Die Richtigkeit einiger Zahlen wurde jedoch durch frühere Berichte der Freien Presse in Frage gestellt. Nach der Freilassung des Staates sagten einige, dass sie den Zählungen nicht vertrauen.

Die am Freitag veröffentlichten Daten zeigen, dass in Pflegeheimen im gesamten Bundesstaat etwa 5.000 Coronavirus-Fälle bei Bewohnern aufgetreten sind, von denen etwa 90% gemeldet wurden. Drei Häuser in der Metro Detroit hatten mehr als 100 Fälle und weitere fünf meldeten nach Angaben des Staates mehr als 80 Fälle.

Freitag war das erste Mal seit Beginn der Pandemie, dass der Staat kumulative Coronavirus-Fälle zur Verfügung stellte, die nach Pflegeheimen aufgeschlüsselt wurden.
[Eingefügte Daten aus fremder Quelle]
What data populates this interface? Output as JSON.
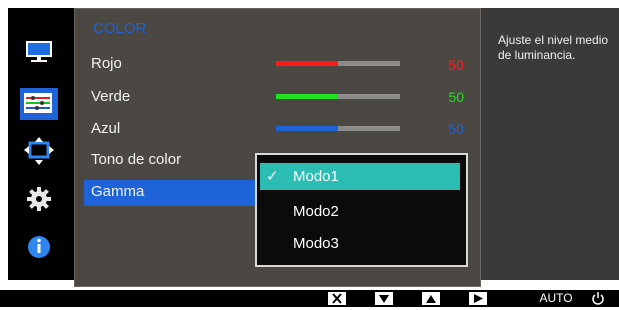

Am Freitag wurden keine Todesdaten online zur Verfügung gestellt, aber Beamte sagten zuvor, dass mehr als 1.200 Bewohner von Pflegeheimen gestorben sind.

Nach Angaben des Staates umfassen Pflegeheime mit der höchsten Gesamtzahl von Fällen unter den Bewohnern:

  • Westland Convalescent & Rehab Center (Westland, ein Villa Center) in Westland mit 127 Fällen.
  • Autumn Woods Residential Health in Warren mit 111 Fällen.
  • Fairlane Senior Care und Reha Center in Detroit mit 101 Fällen.

Die Freie Presse hinterließ am Freitag Nachrichten mit den Einrichtungen, die die meisten kumulativen Fälle aufwiesen und von zwei von ihnen keine Antwort erhielten.

Laut einer Aussage von Villa Healthcare hatte Westland, ein Villa Center, am Freitag keine COVID-positiven Bewohner im Haus. Es heißt, 66 Einwohner haben sich von COVID-19 erholt und sechs Einwohner sind gestorben.

Botschafter, ein Villa Center in Detroit, hatte keine Daten auf der Website des Staates aufgeführt, was darauf hinweist, dass es nicht gemeldet wurde. Die Website von Detroit zeigt die Einrichtung jedoch mit 107 Fällen. Pflegeheimbeamte konnten nicht sofort für eine Stellungnahme erreicht werden.

Die Richtigkeit einiger der auf der Website des Staates veröffentlichten Zahlen war am Freitagabend in Frage gestellt. Die Freie Presse deckte schnell Unstimmigkeiten bei einigen der veröffentlichten und zuvor von der Zeitung gemeldeten Zahlen auf.

Beispielsweise berichtete die Freie Presse am 9. April, dass 21 Bewohner von Rivergate Terrace positiv auf COVID-19 getestet hatten, unter Berufung auf Informationen, die von der Einrichtung in Riverview bereitgestellt wurden. Vor ungefähr zwei Wochen berichtete die Freie Presse, dass 93 Einwohner in dieser Einrichtung insgesamt positiv getestet hatten.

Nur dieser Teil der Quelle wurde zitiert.